NU Online News Service, Sept. 23, 3:42 p.m. EDT
WASHINGTON–Business and personal lines insurers who did not contribute to the financial crisis should not be the target of new consumer protection regulations, an insurance trade group representative told a House committee today.
J. Douglas Robinson, chairman and CEO of Utica National Insurance Group, Utica, N.Y., representing the Property Casualty Insurers Association of America (PCI), made his comments in testimony before the House Small Business Committee.
"The costs of new regulations almost always disproportionately affect small business," Mr. Robinson said.
"The property and casualty industry is healthy and competitive, and the current system of regulating the industry at the state level is working well," he added.
Mr. Robinson contended that home, auto and commercial insurers have been stable throughout the financial crisis. "We specifically rejected a government bailout, and we do not need additional regulation."
"PCI commends President Obama and Congress for working to ensure that the financial crisis we experienced last fall is never repeated," Mr. Robinson said.
"Achieving this goal requires a focus on fixing what went wrong with Wall Street, without imposing substantial new, 'one-size-fits-all' regulatory burdens on Main Street, small businesses and activities that are not highly leveraged or systemically risky."
He made his comments as Treasury Secretary Timothy Geithner testified before another committee in support of legislation proposed by the administration that will create a Consumer Financial Protection Agency.

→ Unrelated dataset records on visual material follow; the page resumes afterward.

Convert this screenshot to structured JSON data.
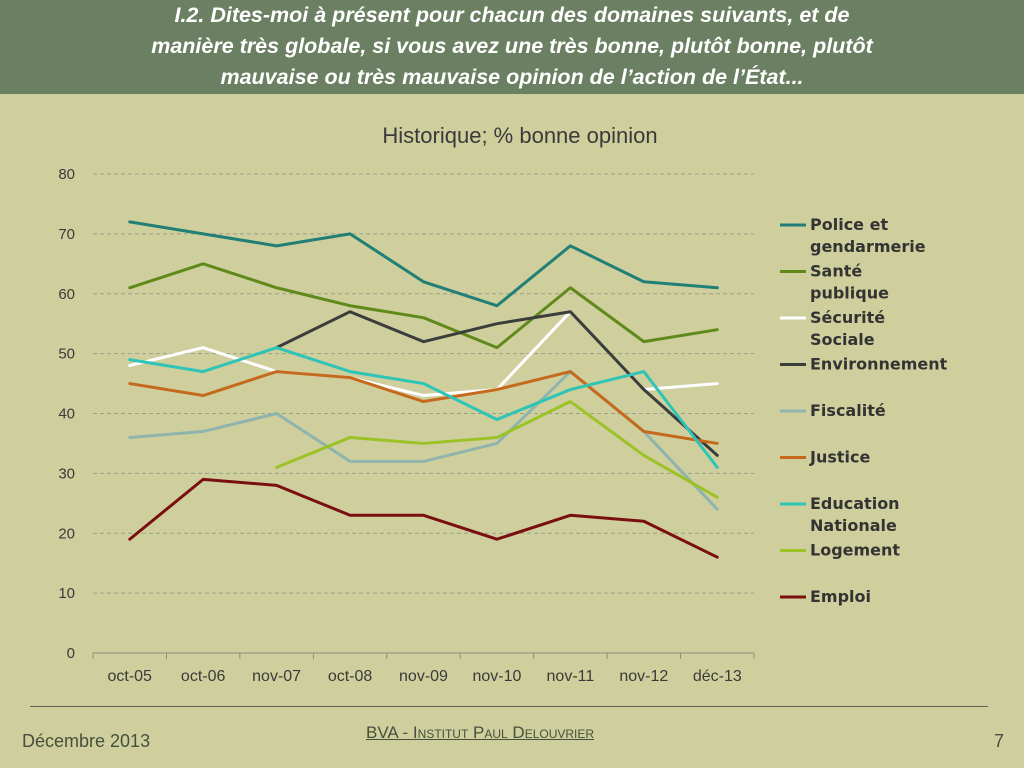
{
  "slide": {
    "title": "I.2. Dites-moi à présent pour chacun des domaines suivants, et de\nmanière très globale, si vous avez une très bonne, plutôt bonne, plutôt\nmauvaise ou très mauvaise opinion de l’action de l’État...",
    "footer_date": "Décembre 2013",
    "footer_brand": "BVA - Institut Paul Delouvrier",
    "page_number": "7"
  },
  "chart_data": {
    "type": "line",
    "title": "Historique; % bonne opinion",
    "xlabel": "",
    "ylabel": "",
    "ylim": [
      0,
      80
    ],
    "yticks": [
      0,
      10,
      20,
      30,
      40,
      50,
      60,
      70,
      80
    ],
    "grid": "horizontal dashed",
    "legend": "right",
    "categories": [
      "oct-05",
      "oct-06",
      "nov-07",
      "oct-08",
      "nov-09",
      "nov-10",
      "nov-11",
      "nov-12",
      "déc-13"
    ],
    "series": [
      {
        "name": "Police et gendarmerie",
        "color": "#217f76",
        "values": [
          72,
          70,
          68,
          70,
          62,
          58,
          68,
          62,
          61
        ]
      },
      {
        "name": "Santé publique",
        "color": "#5f8a1a",
        "values": [
          61,
          65,
          61,
          58,
          56,
          51,
          61,
          52,
          54
        ]
      },
      {
        "name": "Sécurité Sociale",
        "color": "#ffffff",
        "values": [
          48,
          51,
          47,
          46,
          43,
          44,
          57,
          44,
          45
        ]
      },
      {
        "name": "Environnement",
        "color": "#3a3d3a",
        "values": [
          null,
          null,
          51,
          57,
          52,
          55,
          57,
          44,
          33
        ]
      },
      {
        "name": "Fiscalité",
        "color": "#8fb3ad",
        "values": [
          36,
          37,
          40,
          32,
          32,
          35,
          47,
          37,
          24
        ]
      },
      {
        "name": "Justice",
        "color": "#c56a1c",
        "values": [
          45,
          43,
          47,
          46,
          42,
          44,
          47,
          37,
          35
        ]
      },
      {
        "name": "Education Nationale",
        "color": "#2ec4b6",
        "values": [
          49,
          47,
          51,
          47,
          45,
          39,
          44,
          47,
          31
        ]
      },
      {
        "name": "Logement",
        "color": "#9cc227",
        "values": [
          null,
          null,
          31,
          36,
          35,
          36,
          42,
          33,
          26
        ]
      },
      {
        "name": "Emploi",
        "color": "#7a0f0f",
        "values": [
          19,
          29,
          28,
          23,
          23,
          19,
          23,
          22,
          16
        ]
      }
    ]
  }
}
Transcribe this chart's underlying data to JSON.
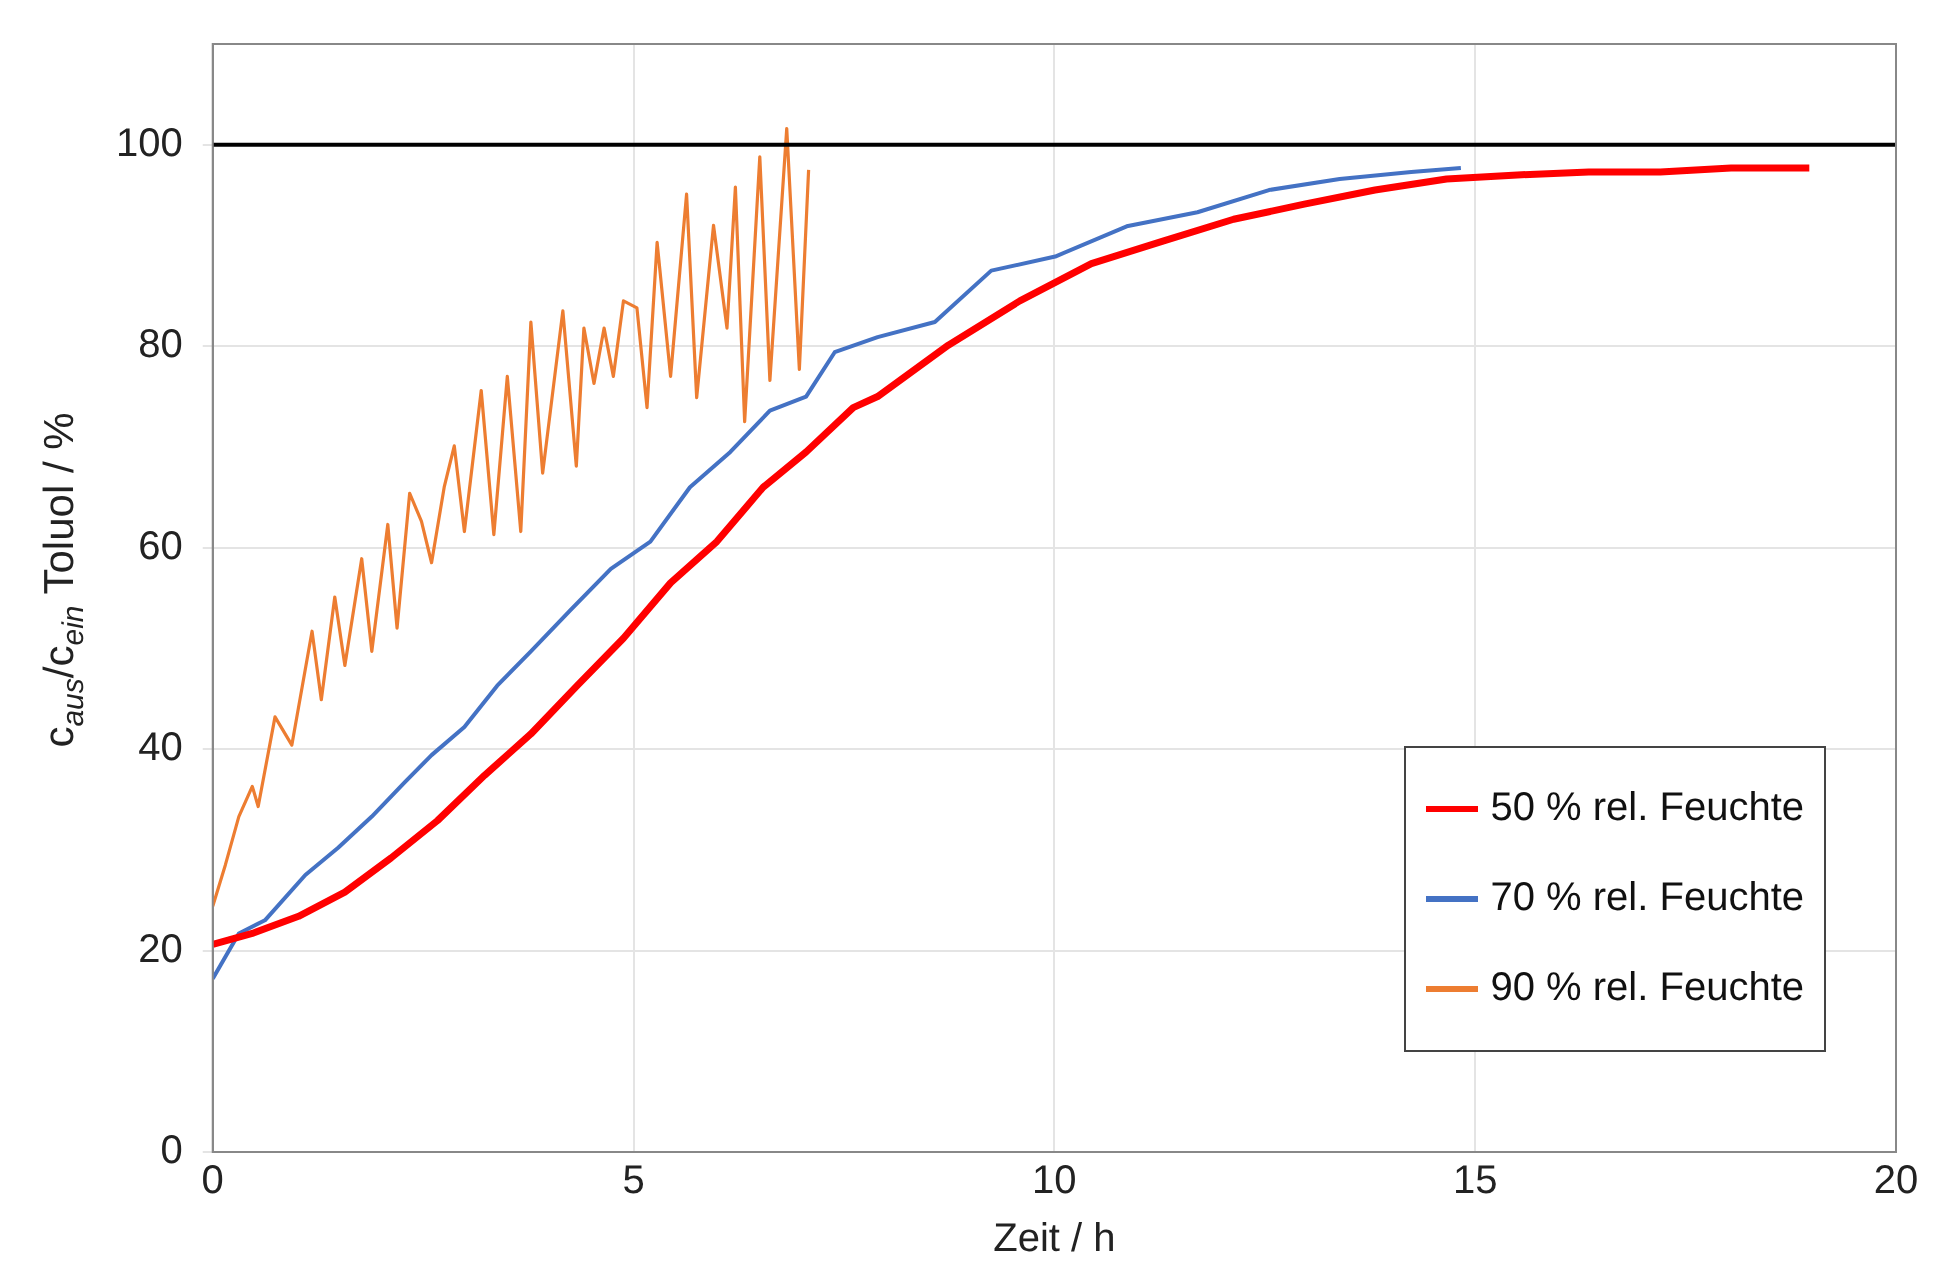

Insurers are concerned because under the administration proposal, credit-related products will be regulated by the new agency. The National Association of Insurance Commissioner has also voiced opposition to having the new agency have oversight over any insurance products.
Insurers have expressed worries that other legislation under consideration in Congress could subject insurers to federal regulation as potentially systemically risky.
In his testimony, Mr. Robinson touched on both issues.
He made his comments as Secretary Geithner testified the House Financial Services Committee that the proposed CFPA "will consolidate fragmented consumer authorities into one agency, the Consumer Financial Protection Agency (CFPA), which will write rules, oversee compliance and address violations by non-bank providers, as well as banking institutions."
He said, "Effective protection requires consolidated authority to both write rules and conduct oversight and enforcement."
Mr. Geithner explained, "Combining these authorities will ensure that the agency has a wide range of tools to address any problem within its domain and can choose those that are most effective and impose the least burden."
He argued that to fix the problems that created the recent financial crisis, "you need to have strong minimum national standards for protection that need to apply not just to banks, but to institutions that compete with banks in the business of providing credit. They need to be enforced effectively, consistently and fairly."
And, Secretary Geithner testified, "there need to be consequences for being engaged in (unfair) practices, and the consequences need to be strong enough to prevent that behavior."
In his testimony before the Small Business panel, Mr. Robinson voiced concerns with other administration proposals aimed at curbing speculation and overleveraging by financial institutions that he said "would have a substantial negative impact on small insurers and their customers if not modified."
Specifically, Mr. Robinson said, these included eliminating all non-bank depository institutions, including thrifts. "These proposals would unnecessarily eliminate many small, systemically non-risky financial companies that provide critical community services."
He was also critical of the broad powers that would be given to the proposed new Office of National Insurance.
Mr. Robinson said the proposed ONI "is given too much subpoena and preemption power with inadequate due process or limits on its scope and its ability to enter into international insurance agreements."
In resolving troubled insurance holding companies, "bank regulators should not be allowed to resolve systemic risk failures by reaching into the assets of insurance affiliates," he said.